Sunday, February 20, 2011

UNEXPECTED BRILLIANCE

This morning I was thinking about my favorite students from the adult school where I taught for five years: Alex, Guadalupe, Salvador, Wendy, Yaquelin, Wilmer....

And Zakhar the Russian kid, and the girl who had a boyfriend in Sacramento, and the girl from Mongolia, and the AP student from Uni High, and the three girls from Korea who were FOBs, "fresh off the boat," and on and on, many more.  

I loved these kids. The skateboarders, bicycle riders, budding artists. Teenage parents.

(I got laid off last November, along with thousands of other teachers across this great country, which prattles on and on about education but doesn't really support it. The USA rewards wealth, fame, looks, ignorance, and stupidity, not integrity, moral values, intelligence and knowledge. But that is another can of worms. If we spent half as much money as we spend on the military....)

I remember big Javier, not very big, but he was called that to avoid confusion with little Javier, who was a skinny skateboarder who liked to draw.

Big Javier had long black hair and a full black beard, so he looked like Johnny Depp as a pirate, or every gringo's idea of a Latino thug. If I were casting a movie, he'd be perfect as a hitman. Or a Latino Jesus.

But he was the sweetest guy, and one of my smartest students. His friends called him Jay-vee-er, the gringo way to say it, not Hahveeair, the Spanish way. He could be anything he wanted to be when he grows up. He's so smart.

I miss the kids.

What is going to happen to these kids? Are they going to grow up and become like their parents? No, probably not.

Most of the their parents had menial jobs, working hard and long hours for little money. Typical immigrant story.

One of my writing assignments was to compare and contrast the life you want with that of your parents. When you grow up, do you want to do what your mother or father does for a living? Most of them said no, and I could see why.

I had taught at UCI, part of the University of California system, which takes the top 7% of high school grads, or something like that. The best of the best.

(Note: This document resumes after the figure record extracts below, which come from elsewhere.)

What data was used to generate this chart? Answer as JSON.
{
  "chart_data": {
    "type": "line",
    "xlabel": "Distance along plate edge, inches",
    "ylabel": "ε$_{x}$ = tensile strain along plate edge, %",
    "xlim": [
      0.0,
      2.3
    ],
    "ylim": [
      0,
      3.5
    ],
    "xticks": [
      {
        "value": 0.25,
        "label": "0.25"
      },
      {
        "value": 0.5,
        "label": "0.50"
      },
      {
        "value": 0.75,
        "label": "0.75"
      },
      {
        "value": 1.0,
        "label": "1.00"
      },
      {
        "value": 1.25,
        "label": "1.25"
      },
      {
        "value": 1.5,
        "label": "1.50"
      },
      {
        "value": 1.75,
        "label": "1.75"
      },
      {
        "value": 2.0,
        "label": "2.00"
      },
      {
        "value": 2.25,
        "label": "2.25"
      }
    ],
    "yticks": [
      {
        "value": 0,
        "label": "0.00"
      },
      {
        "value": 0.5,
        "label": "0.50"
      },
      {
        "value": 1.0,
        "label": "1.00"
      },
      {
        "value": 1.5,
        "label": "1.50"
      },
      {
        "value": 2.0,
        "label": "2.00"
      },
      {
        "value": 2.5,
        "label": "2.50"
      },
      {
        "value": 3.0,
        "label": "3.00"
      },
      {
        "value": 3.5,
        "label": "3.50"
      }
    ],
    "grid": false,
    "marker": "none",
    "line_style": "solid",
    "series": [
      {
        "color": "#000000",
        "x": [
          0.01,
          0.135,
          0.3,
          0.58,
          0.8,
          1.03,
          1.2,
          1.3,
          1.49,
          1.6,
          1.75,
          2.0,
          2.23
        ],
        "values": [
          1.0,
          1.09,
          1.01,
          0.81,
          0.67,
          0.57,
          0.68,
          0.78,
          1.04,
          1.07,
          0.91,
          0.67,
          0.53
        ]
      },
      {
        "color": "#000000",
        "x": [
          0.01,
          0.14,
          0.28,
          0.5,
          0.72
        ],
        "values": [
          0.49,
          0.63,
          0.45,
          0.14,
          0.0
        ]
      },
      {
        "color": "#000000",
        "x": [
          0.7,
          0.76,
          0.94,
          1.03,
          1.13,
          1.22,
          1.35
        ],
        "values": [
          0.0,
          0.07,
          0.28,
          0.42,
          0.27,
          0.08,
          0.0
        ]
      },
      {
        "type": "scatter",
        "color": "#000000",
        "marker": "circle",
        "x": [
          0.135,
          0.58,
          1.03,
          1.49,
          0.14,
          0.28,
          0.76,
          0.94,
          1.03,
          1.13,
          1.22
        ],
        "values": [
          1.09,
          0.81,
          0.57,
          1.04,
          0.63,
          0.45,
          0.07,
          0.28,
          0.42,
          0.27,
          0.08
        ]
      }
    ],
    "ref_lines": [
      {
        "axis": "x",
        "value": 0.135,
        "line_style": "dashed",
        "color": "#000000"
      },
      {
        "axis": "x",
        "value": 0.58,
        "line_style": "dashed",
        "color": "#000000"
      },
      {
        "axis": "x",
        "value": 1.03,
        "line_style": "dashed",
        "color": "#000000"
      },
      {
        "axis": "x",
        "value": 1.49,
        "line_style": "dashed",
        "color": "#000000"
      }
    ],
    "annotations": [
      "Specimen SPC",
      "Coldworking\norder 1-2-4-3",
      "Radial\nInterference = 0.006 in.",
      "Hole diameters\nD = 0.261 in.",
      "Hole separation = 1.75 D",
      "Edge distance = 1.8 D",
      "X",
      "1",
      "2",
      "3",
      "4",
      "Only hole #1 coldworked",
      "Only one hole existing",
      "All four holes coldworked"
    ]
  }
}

Those UCI kids were mostly from upper class families and very bright. As one of the other teaching associates said, you couldn't cook up an assignment hard enough to make them fail.

But, surprisingly enough, my kids at LA Community Adult School, almost all children of immigrants and almost all inner-city kids, were just as smart, in terms of native intelligence.

Thank God for the laws that force us to educate these kids. Otherwise, we could have a disaster on our hands. I just wish we could do better by them. Provide them with a better education and set them up for a better future.



Copyright 2011, Roger R. Angle

2 comments:

John said...

Roger, I missed this one before and it is a good one they are missing having you as a teacher as that is the way a teacher is suppose to think. Keep trying for all our sakes.

Roger R. Angle said...

Thanks, man. I know you taught for many years, too.